At the same time, Goldtooth emphasized the urgency for collaboration and solidarity between Indigenous and non-Indigenous activists who seek not to “fix the system,” but to get rid of it altogether. He proposed a protocol for collaboration. First, he called on Occupy activists to think about how they are reaching out to Indigenous people. He insisted that they must be approached as nations who have jurisdiction on this land:
“We are your older brothers and we are your older sisters… the ones who have immigrated here — by choice or not by choice. It’s very important to have opportunities like this to have dialogue….but we also have to take a moment to recognize that we have certain demands that we have put forward that are quite consistent.”
Furthermore, Goldtooth argued, Occupy activists should follow the protocols that all visitors to a village must follow. Visitors — those who are not Indigenous to the land — must enter the community gradually and respectfully. They must allow the hosts to address their own agenda first, before adding more items. When the time is right, the hosts will add the visitor’s items to the agenda. The ground is then set for dialogue and collaboration.

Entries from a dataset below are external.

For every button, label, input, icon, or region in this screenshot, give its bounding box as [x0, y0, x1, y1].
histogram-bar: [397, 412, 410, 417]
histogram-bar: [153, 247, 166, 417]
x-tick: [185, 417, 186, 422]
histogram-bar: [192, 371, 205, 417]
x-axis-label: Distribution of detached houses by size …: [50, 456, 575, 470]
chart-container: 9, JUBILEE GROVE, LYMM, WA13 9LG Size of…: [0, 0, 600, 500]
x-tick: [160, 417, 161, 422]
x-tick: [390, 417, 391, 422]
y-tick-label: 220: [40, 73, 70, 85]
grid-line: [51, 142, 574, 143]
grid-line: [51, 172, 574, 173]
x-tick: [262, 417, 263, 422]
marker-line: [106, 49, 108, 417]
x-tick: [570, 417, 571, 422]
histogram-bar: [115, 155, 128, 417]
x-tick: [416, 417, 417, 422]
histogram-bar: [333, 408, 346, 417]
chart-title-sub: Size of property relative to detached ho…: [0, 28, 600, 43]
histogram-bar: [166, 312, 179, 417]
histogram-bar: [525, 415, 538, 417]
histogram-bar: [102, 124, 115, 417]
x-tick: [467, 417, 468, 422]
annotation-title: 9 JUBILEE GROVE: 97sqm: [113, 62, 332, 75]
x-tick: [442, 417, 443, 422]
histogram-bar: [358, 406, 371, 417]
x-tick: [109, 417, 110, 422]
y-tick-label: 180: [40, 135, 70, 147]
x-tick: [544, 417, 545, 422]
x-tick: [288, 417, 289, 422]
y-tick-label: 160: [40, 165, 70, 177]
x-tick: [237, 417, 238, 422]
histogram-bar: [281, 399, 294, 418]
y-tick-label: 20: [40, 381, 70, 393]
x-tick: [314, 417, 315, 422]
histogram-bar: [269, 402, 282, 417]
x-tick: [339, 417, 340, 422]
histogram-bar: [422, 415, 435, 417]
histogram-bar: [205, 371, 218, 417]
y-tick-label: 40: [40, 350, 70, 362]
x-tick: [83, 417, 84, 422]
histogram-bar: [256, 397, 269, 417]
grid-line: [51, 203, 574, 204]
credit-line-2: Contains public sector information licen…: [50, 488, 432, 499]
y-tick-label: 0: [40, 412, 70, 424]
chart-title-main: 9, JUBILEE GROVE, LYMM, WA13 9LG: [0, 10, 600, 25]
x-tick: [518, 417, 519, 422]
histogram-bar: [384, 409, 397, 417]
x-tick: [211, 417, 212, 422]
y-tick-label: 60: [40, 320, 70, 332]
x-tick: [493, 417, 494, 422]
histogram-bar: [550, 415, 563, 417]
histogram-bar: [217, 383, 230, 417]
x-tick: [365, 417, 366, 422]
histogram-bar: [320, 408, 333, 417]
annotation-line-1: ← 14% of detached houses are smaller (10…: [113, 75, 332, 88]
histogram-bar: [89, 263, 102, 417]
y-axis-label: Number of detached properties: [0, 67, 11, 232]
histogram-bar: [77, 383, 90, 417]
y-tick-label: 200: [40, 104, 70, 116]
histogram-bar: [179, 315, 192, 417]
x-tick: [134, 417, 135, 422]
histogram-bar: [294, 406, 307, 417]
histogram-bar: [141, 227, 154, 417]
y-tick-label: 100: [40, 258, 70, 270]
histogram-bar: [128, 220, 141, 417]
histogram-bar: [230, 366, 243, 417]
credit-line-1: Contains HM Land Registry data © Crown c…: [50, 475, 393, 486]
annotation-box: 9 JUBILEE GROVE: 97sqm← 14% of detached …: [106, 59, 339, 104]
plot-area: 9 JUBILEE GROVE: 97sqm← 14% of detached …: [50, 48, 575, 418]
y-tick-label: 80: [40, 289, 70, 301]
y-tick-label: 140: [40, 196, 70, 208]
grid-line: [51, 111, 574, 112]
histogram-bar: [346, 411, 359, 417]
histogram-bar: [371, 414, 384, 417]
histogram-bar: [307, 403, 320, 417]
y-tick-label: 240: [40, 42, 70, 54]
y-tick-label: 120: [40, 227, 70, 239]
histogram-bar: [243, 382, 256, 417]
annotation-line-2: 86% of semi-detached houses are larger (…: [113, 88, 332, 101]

In Goldtooth’s view, collaboration is essential. Indigenous peoples have already had many casualties resisting capitalist exploitation and colonialism. They should not, Goldtooth concluded, have to take on the corporations on their own. “It’s going to take all of us to resist.”
Vannina Sztainbok is a lecturer in the Department of Social Sciences at the University of Toronto Scarborough. She teaches in the areas of gender, race, social inequality and citizenship studies.